With Apple’s annual World Wide Developer’s Conference underway, the annual keynote from Steve Jobs introduced new versions of the Macintosh OS X and and iPhone iOS operating systems. Development builds for both were released Monday night to members of the Apple development program to begin making sure their software works in anticipation of the general release in the fall.
As a developer, I installed iOS 5 on an iPhone 4 to try out the new features. While Apple outlined 10 new major features, not all of them are implemented yet. My most anticipated feature is the new wireless syncing between iTunes and the iPhone, but unfortunately it isn’t active yet (the sync button is currently in the settings but yet usable), so I will be focusing on the features as they are now.
News Stand – Apple’s introduction of an iBookstore app for magazines and newspapers could have transformative effects on the periodical market like the Kindle and iBookstore have had on the ebook market. There aren’t currently any available magazines to test it with, but the app is laid out like the iBookstore and appears to work similarly.
Camera – Apple made two big changes to the camera usage. The first is to put a camera button on the main screen when double tapping the button when the phone is turned on. This is much simpler than opening the phone, finding the camera app and loading it before taking a picture. The second major addition to the camera is using the volume up button as a shutter button on the camera, a feature that previously got Camera Plus banned from the app store. It is convenient to have a real button to press to take the picture on the side of the camera and just feels better than the on screen button.
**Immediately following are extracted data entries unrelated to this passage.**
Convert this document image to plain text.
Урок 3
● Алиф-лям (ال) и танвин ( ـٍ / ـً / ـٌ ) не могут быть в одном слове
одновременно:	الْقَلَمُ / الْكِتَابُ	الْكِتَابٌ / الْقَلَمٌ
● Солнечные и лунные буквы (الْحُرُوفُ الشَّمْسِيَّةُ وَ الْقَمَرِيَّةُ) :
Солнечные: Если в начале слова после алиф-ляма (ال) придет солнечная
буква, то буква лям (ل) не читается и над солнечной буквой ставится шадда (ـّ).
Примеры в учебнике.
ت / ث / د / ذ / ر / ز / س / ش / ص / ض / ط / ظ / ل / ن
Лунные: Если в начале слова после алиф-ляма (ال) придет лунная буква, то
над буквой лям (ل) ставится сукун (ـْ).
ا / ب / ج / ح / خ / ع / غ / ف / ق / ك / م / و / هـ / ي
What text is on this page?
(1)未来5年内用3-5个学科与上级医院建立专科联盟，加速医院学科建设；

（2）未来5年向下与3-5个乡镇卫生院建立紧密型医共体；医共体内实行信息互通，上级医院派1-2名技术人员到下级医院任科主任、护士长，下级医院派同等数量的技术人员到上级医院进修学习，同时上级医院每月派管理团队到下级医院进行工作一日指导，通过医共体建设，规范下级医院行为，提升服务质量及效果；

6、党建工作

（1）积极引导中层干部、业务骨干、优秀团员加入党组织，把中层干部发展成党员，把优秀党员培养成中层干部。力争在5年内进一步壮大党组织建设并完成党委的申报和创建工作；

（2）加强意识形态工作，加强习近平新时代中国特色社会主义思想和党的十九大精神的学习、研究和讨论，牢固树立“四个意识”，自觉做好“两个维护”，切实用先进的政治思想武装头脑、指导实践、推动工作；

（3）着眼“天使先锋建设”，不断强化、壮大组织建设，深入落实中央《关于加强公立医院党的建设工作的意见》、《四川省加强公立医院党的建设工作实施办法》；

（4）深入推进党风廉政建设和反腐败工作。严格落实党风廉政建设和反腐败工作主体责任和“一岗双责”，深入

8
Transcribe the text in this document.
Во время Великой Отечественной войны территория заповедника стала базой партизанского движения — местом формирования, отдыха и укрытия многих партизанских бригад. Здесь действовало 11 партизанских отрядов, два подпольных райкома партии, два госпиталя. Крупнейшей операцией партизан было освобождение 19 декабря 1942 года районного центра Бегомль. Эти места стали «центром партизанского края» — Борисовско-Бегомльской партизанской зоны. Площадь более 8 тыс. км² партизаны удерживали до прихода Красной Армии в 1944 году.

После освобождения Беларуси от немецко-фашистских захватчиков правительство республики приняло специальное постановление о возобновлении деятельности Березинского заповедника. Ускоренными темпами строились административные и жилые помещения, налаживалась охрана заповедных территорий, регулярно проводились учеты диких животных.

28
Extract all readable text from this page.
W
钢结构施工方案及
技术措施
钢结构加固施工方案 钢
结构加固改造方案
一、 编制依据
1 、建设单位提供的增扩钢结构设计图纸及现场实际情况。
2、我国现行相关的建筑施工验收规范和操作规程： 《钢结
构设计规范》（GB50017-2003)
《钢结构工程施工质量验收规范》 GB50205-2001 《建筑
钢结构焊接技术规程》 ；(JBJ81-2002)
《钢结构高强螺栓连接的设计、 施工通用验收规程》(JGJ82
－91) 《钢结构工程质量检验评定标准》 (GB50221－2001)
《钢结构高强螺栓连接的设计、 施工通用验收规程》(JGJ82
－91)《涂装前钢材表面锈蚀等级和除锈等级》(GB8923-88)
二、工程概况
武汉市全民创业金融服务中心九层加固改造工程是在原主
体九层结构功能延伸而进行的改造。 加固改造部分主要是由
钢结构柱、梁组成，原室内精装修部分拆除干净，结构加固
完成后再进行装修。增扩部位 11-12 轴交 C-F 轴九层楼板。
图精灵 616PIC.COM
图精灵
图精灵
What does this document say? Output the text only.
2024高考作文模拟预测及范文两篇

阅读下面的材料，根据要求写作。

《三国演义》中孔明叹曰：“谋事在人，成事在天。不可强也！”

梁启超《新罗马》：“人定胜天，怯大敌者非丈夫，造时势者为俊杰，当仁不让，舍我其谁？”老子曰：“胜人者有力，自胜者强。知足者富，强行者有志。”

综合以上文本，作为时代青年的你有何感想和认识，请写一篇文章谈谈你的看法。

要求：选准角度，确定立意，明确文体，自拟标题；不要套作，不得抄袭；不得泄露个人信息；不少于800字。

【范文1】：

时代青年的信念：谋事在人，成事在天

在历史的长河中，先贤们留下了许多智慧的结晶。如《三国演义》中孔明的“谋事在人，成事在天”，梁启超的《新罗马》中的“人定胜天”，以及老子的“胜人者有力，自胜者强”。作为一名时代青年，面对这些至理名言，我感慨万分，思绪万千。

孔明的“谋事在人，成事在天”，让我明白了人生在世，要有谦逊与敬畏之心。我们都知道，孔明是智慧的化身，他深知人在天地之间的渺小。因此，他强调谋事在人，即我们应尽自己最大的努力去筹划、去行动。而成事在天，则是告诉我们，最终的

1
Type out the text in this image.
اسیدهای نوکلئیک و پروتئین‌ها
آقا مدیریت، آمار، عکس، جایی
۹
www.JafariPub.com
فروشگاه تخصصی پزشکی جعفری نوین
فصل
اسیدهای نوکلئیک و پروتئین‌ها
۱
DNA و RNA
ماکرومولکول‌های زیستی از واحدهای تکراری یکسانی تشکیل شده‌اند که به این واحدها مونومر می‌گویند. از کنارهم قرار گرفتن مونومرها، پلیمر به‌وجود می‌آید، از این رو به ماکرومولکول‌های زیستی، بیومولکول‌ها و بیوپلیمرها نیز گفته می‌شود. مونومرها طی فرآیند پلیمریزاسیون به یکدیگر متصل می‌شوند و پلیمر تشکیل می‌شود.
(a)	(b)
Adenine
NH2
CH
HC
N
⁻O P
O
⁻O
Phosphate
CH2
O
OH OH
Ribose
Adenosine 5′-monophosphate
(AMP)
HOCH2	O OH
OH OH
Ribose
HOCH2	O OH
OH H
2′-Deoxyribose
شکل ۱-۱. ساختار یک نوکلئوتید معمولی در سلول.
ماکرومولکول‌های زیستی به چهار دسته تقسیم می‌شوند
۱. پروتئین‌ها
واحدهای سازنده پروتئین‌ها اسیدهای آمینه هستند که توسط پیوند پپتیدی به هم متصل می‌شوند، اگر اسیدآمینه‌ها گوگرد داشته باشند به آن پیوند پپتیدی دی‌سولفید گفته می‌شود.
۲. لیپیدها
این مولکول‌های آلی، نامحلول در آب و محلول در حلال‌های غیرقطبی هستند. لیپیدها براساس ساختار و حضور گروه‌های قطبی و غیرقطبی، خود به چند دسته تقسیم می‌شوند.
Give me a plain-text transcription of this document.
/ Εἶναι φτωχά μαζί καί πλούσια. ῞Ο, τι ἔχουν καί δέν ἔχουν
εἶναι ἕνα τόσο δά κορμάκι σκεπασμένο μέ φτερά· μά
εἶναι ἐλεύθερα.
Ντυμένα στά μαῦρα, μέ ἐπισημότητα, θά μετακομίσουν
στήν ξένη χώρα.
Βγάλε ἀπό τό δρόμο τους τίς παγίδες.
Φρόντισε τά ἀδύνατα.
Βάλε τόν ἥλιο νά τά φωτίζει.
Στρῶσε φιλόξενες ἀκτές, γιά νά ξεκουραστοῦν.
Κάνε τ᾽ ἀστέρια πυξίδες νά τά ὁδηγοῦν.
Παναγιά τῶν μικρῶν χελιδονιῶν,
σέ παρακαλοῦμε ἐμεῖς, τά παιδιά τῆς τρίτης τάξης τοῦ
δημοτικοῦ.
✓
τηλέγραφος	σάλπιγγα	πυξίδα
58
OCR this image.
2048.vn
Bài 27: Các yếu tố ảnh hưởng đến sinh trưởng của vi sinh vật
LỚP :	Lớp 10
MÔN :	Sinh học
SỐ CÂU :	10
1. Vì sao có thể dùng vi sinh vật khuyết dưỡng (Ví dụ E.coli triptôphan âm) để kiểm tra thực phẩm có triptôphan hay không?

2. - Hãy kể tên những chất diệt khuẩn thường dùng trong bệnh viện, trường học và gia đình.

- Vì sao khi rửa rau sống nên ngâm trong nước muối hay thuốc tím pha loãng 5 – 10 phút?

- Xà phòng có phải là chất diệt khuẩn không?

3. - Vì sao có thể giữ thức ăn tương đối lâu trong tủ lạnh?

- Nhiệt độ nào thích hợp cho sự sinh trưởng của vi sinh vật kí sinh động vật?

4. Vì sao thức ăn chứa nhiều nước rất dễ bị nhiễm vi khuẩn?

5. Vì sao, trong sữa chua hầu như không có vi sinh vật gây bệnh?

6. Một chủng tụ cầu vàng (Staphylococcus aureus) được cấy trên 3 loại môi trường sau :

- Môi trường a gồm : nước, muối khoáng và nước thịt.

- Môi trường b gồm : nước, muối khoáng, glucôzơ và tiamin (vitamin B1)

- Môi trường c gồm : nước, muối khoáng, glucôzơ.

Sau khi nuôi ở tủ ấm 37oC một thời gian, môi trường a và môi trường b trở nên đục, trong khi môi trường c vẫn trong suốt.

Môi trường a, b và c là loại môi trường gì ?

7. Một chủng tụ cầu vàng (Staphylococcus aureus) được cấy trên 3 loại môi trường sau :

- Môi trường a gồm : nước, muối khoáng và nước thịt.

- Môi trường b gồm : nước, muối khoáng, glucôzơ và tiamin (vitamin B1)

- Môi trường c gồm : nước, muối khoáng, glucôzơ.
Notifications – Gone are the big blue bubbles in favor of a more streamlined notification system. If the phone is off, the notifications are listed in rows on the front screen and can can be dragged across to open directly into that app. If the phone or an app is being used, a bar appears across the top informing the user that there is a new message, but does not interrupt the current usage. Taking a note from Android, by dragging down from the top bar, a list of current notifications appears along with current stock quotes and weather. It’s a much improved system and gives the push notifications the overhaul they need.
Twitter Integration – When viewing an app like Photos or Safari, when clicking the share button, along with email and print buttons is a new Tweet button. Once adding your username and password in the settings, any app can send a message to your Twitter account from the app natively instead of having to load a Twitter app to do it.
Reading List – In an Instapaper like feature, when browsing a webpage, it can be added to the Reading List, which will allow a reader to filter out the garbage and show only the relevant content to what you are reading. It will also add them to a list that can not only be read later but the list syncs with OSX Lion, to be read on the Mac later.
Reminders – Going shopping? Need to remember to set the alarm when you get home? iOS 5 adds a to do list that is also location relevant so you get your reminders when you get to or leave the place you need them when you need them.
iMessage – SMS messaging on the iPhone grows up to be a full featured BBM replacement. Unlike BBM, iMessage integrates with the text messages so that it can move across devices as the conversation progressed and the user changes from iPhone to iPad to iPod Touch. If data is unavailable or the other user isn’t on an iMessage capable device, the iPhone seemlessly moves between texts and iMessage, without the user having to do anything. This is a much simpler system than finding out if your friend has a Blackberry, asking them for their pin and setting up a handshake before messaging.
iCloud – Although not fully implemented yet, iCloud will help keep your music, apps, contacts and other data synced across multiple devices. For now, it can keep purchased iTunes items, like apps and music, synced across devices and if you purchase on one, it can auto download to all the other devices a person owns. It seems very convenient and look forward to the full implementation when I can have my pictures, music and apps everywhere.
Wireless sync, split keyboard and over the air updates/setting up without pc – Although these are the other three features outlined at the keynote, I have been unable to test them. Since the iPhone needed to be setup from the MacBook as a developer and no updates have been released yet, the ability to set up or update the iPhone without the computer couldn’t be tested by me yet. Same with the split keyboard, which is an iPad feature to allow thumb typing, but I only installed on the iPhone so far. My most anticipated feature truly is wireless syncing, so my iPhone can sync across wifi with my iTunes from another room. Having to plug in and wait to sync is a necessary annoyance, but one that will not exist much longer.
These are just the major announcements of iOS 5, which is supposed to have 200 updates and advancements. One of my favorite minor new ones is the ability to use the iPhone while it is syncing. Instead of showing the battery on screen while it charges, the syncing icon appears in the top bar and the rest of the phone and its apps are still usable while the phone syncs. All these changes just make me more excited for the full release this fall and what the next version of the iPhone will bring us.